Gli esemplari interurbani (79-85, anno 1989 e 75-78, 91, 95, anno 1991) furono destinati invece a servizi dalla percorrenza più lunga: vennero assegnati sia a Verona che a svariati depositi della provincia, svolgendo principalmente le linee per Badia Calavena, San Bonifacio, Domegliara, Garda e Legnago.
Nel 2000 APT diventò APTV, e nel 2007 fu fusa con l'urbana AMT per creare l'attuale ATV. A seguito di quest'ultimo passaggio gli AID furono rinumerati in 2701-2713, secondo i dettami della nuova numerazione unificata, mentre le macchine suburbane rimasero con matricole e loghi APTV, in prospettiva di una rapida radiazione. In realtà, però, la vita degli Inbus fu più lunga di quanto originariamente previsto: gli AS circolarono sino a giugno 2011, mentre gli ultimi AID giunsero fino all'inizio del 2016, quando furono infine sostituiti da un lotto di nuovi MAN Lion's City GL.
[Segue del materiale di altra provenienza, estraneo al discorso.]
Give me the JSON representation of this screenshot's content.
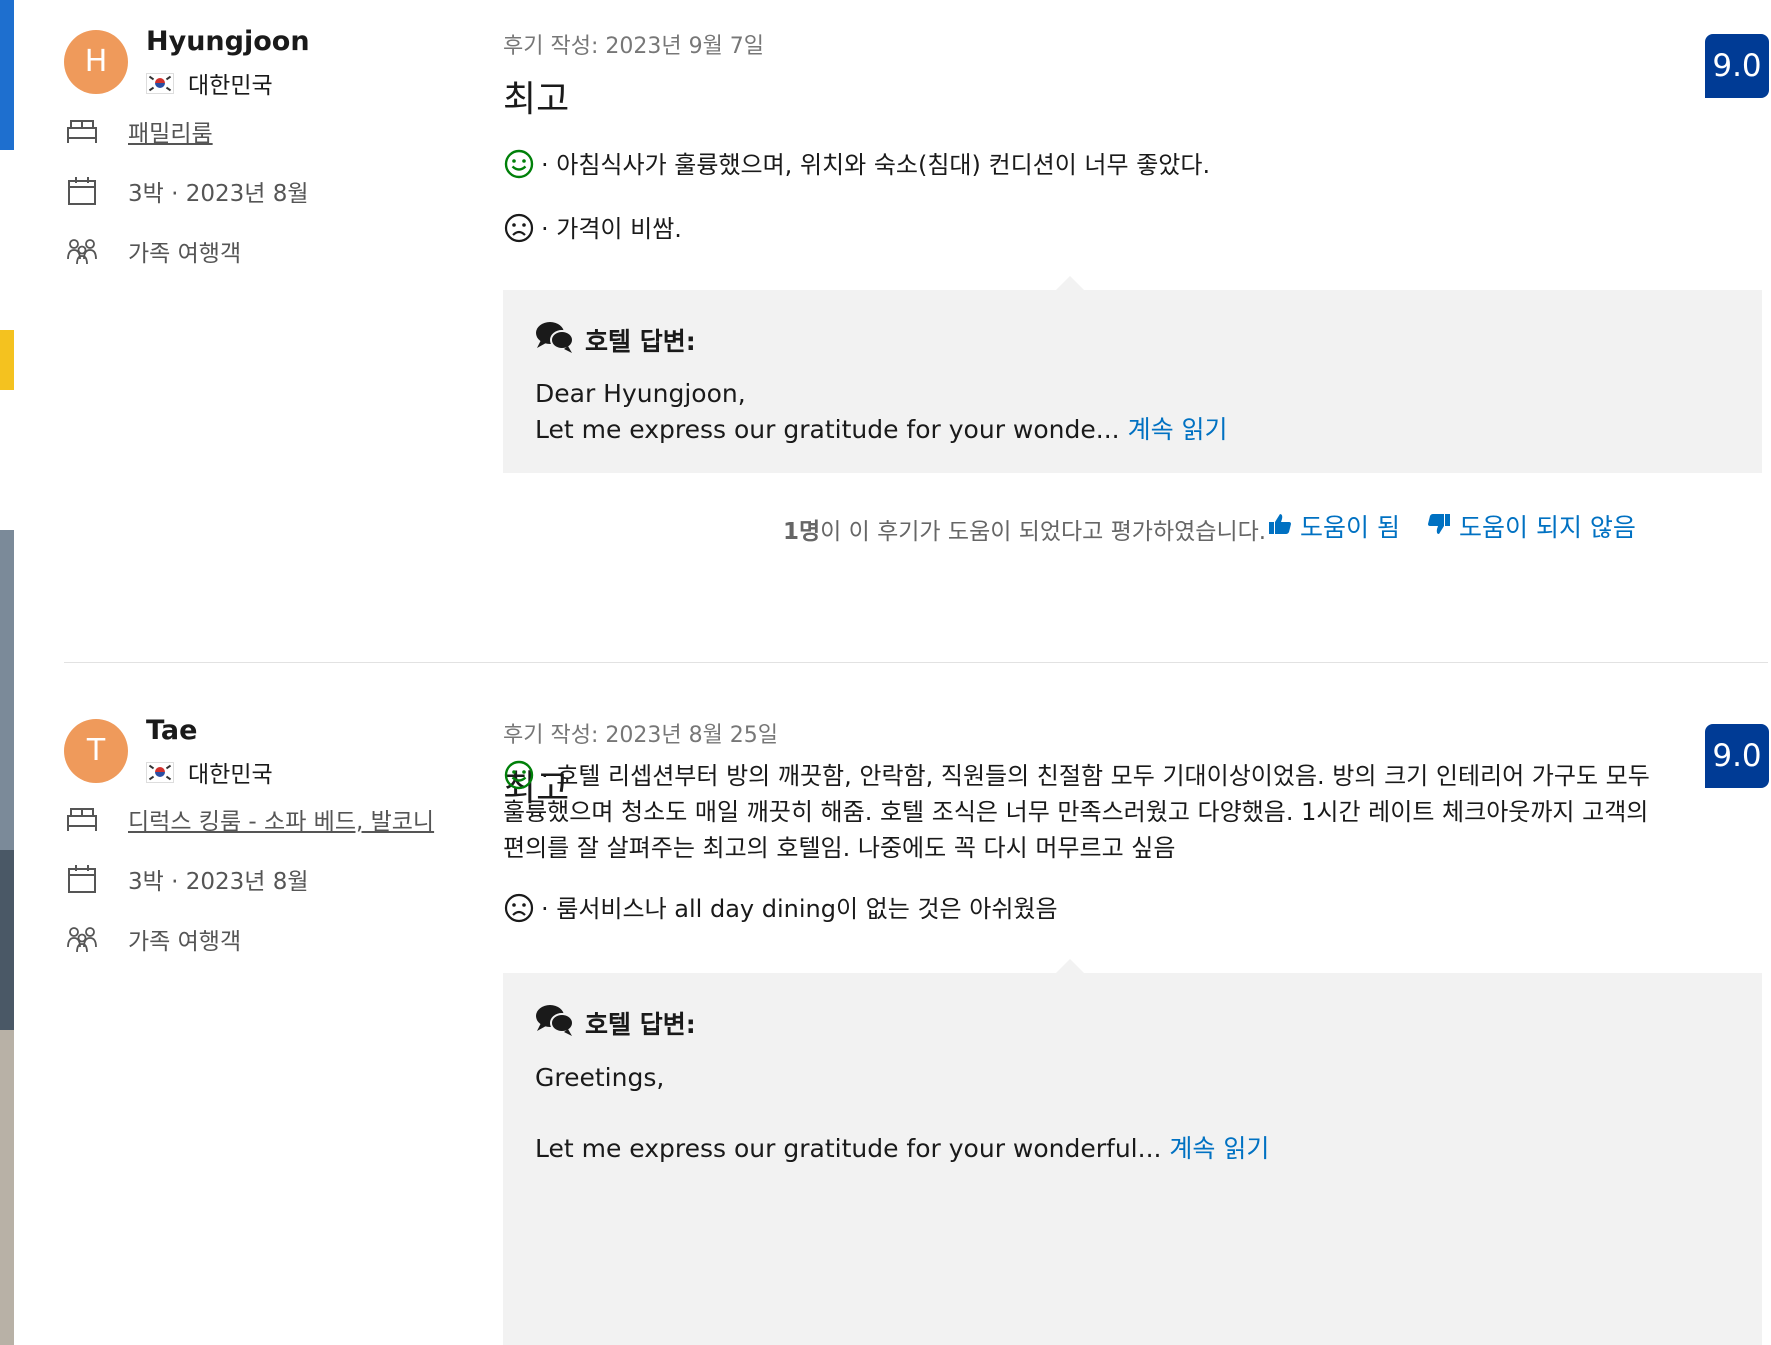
{
  "reviews": [
    {
      "avatar_letter": "H",
      "name": "Hyungjoon",
      "country": "대한민국",
      "room_type": "패밀리룸",
      "stay": "3박 · 2023년 8월",
      "traveler_type": "가족 여행객",
      "date": "후기 작성: 2023년 9월 7일",
      "title": "최고",
      "score": "9.0",
      "positive": "· 아침식사가 훌륭했으며, 위치와 숙소(침대) 컨디션이 너무 좋았다.",
      "negative": "· 가격이 비쌈.",
      "reply_heading": "호텔 답변:",
      "reply_line1": "Dear Hyungjoon,",
      "reply_line2": "Let me express our gratitude for your wonde...",
      "read_more": "계속 읽기",
      "helpful_count": "1명",
      "helpful_text": "이 이 후기가 도움이 되었다고 평가하였습니다.",
      "helpful_button": "도움이 됨",
      "not_helpful_button": "도움이 되지 않음"
    },
    {
      "avatar_letter": "T",
      "name": "Tae",
      "country": "대한민국",
      "room_type": "디럭스 킹룸 - 소파 베드, 발코니",
      "stay": "3박 · 2023년 8월",
      "traveler_type": "가족 여행객",
      "date": "후기 작성: 2023년 8월 25일",
      "title": "최고",
      "score": "9.0",
      "positive_line1": "· 호텔 리셉션부터 방의 깨끗함, 안락함, 직원들의 친절함 모두 기대이상이었음. 방의 크기 인테리어 가구도 모두",
      "positive_line2": "훌륭했으며 청소도 매일 깨끗히 해줌. 호텔 조식은 너무 만족스러웠고 다양했음. 1시간 레이트 체크아웃까지 고객의",
      "positive_line3": "편의를 잘 살펴주는 최고의 호텔임. 나중에도 꼭 다시 머무르고 싶음",
      "negative": "· 룸서비스나 all day dining이 없는 것은 아쉬웠음",
      "reply_heading": "호텔 답변:",
      "reply_line1": "Greetings,",
      "reply_line2": "Let me express our gratitude for your wonderful...",
      "read_more": "계속 읽기"
    }
  ],
  "icons": {
    "bed": "bed-icon",
    "calendar": "calendar-icon",
    "group": "group-icon",
    "smile": "smile-icon",
    "frown": "frown-icon",
    "chat": "chat-bubbles-icon",
    "thumbs_up": "thumbs-up-icon",
    "thumbs_down": "thumbs-down-icon"
  },
  "colors": {
    "score_bg": "#003b95",
    "link": "#0071c2",
    "positive": "#008009",
    "avatar": "#ef9a5b",
    "reply_bg": "#f2f2f2"
  }
}
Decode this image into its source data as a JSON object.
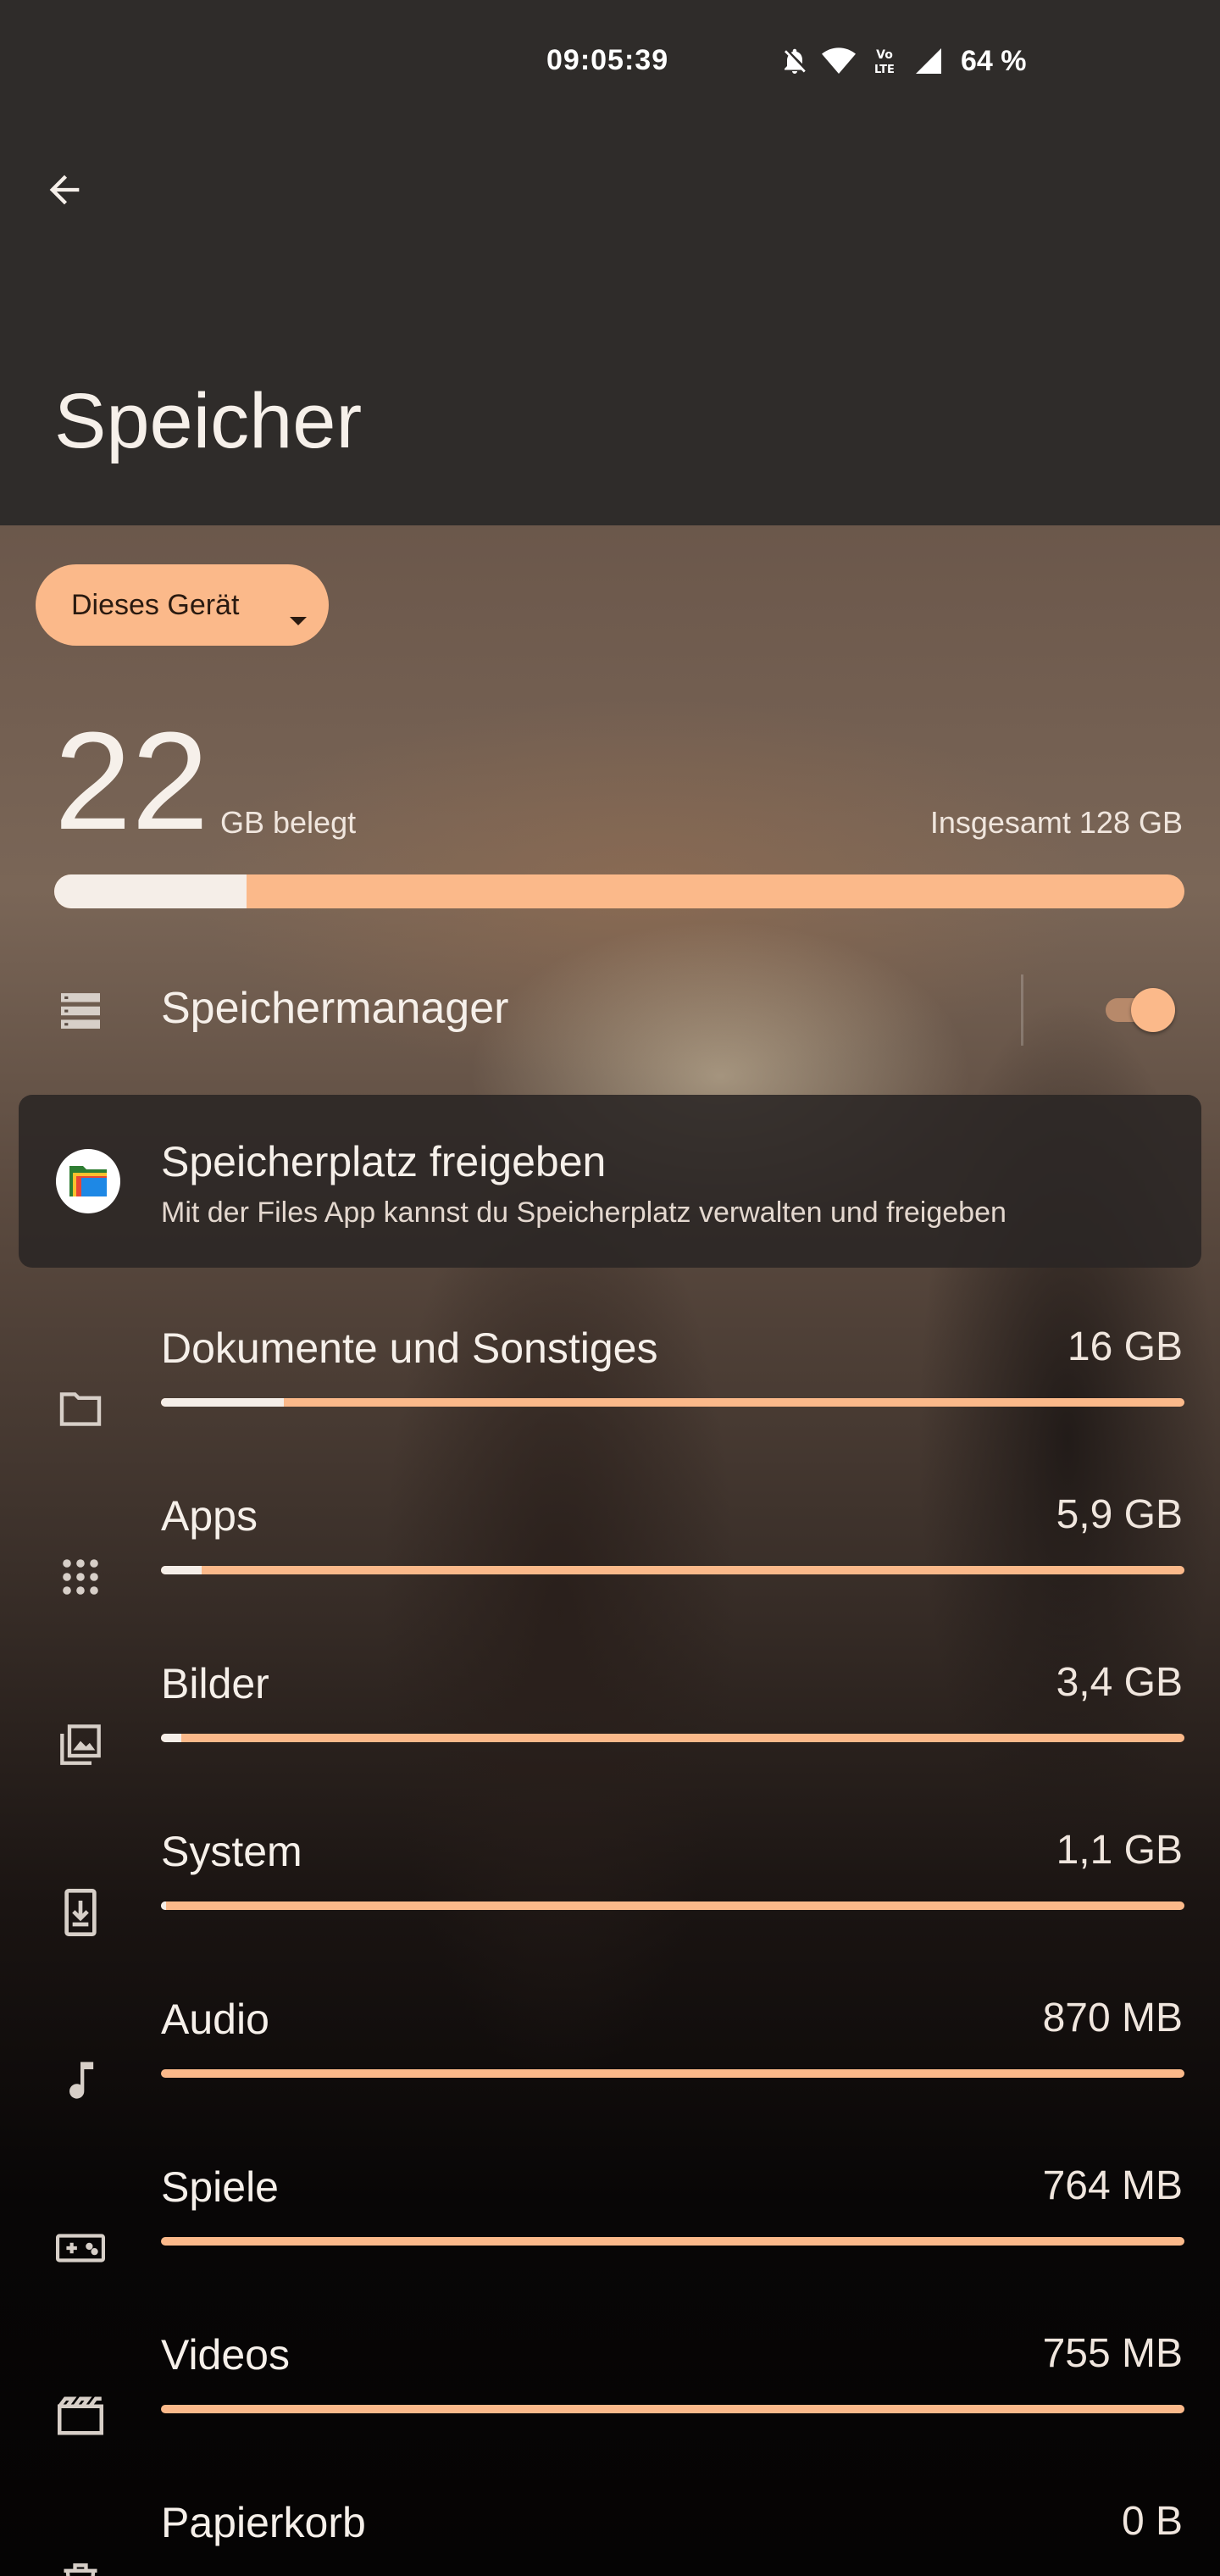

La vettura 88 è stata rilevata subito dopo la radiazione da inBUSclub (la sede veneta fu istituita 3 anni più tardi), svolgendo inizialmente eventi in collaborazione con enti benefici.
Nel 2012, in collaborazione con la concessionaria MAN Arduini e Nerboldi, sono stati effettuati alcuni lavori di restauro conservativo; in seguito l'Inbus è stato protagonista di varie iniziative, qual l'esposizione al Parco Giardino Sigurtà nel 2017 e alla fiera di auto storiche Verona Legend Cars nel 2019.
Con la pandemia COVID-19 le attività delle associazioni cessano bruscamente, ed il mezzo è destinato a restare inattivo sino al 2024, quando si comincia ad organizzarne il trasferimento per farlo ricongiungere agli altri mezzi della collezione, con l'intenzione di valorizzare al meglio l'unico AS280FT storico d'Italia. A partire da giugno 2025 iniziano i lavori di restauro meccanico volti a riportarlo in piena efficienza.
In futuro l'obbiettivo è consentire all'Inbus, vera e propria pietra miliare del tpl veneto, di effettuare rievocazioni storiche ed eventi in tutta la regione, rendendolo a pieno diritto l' "ammiraglia" della flotta a disposizione dell'associazione. A marzo 2026, il restauro meccanico è concluso, e restano da svolgere solo alcuni piccoli interventi estetici.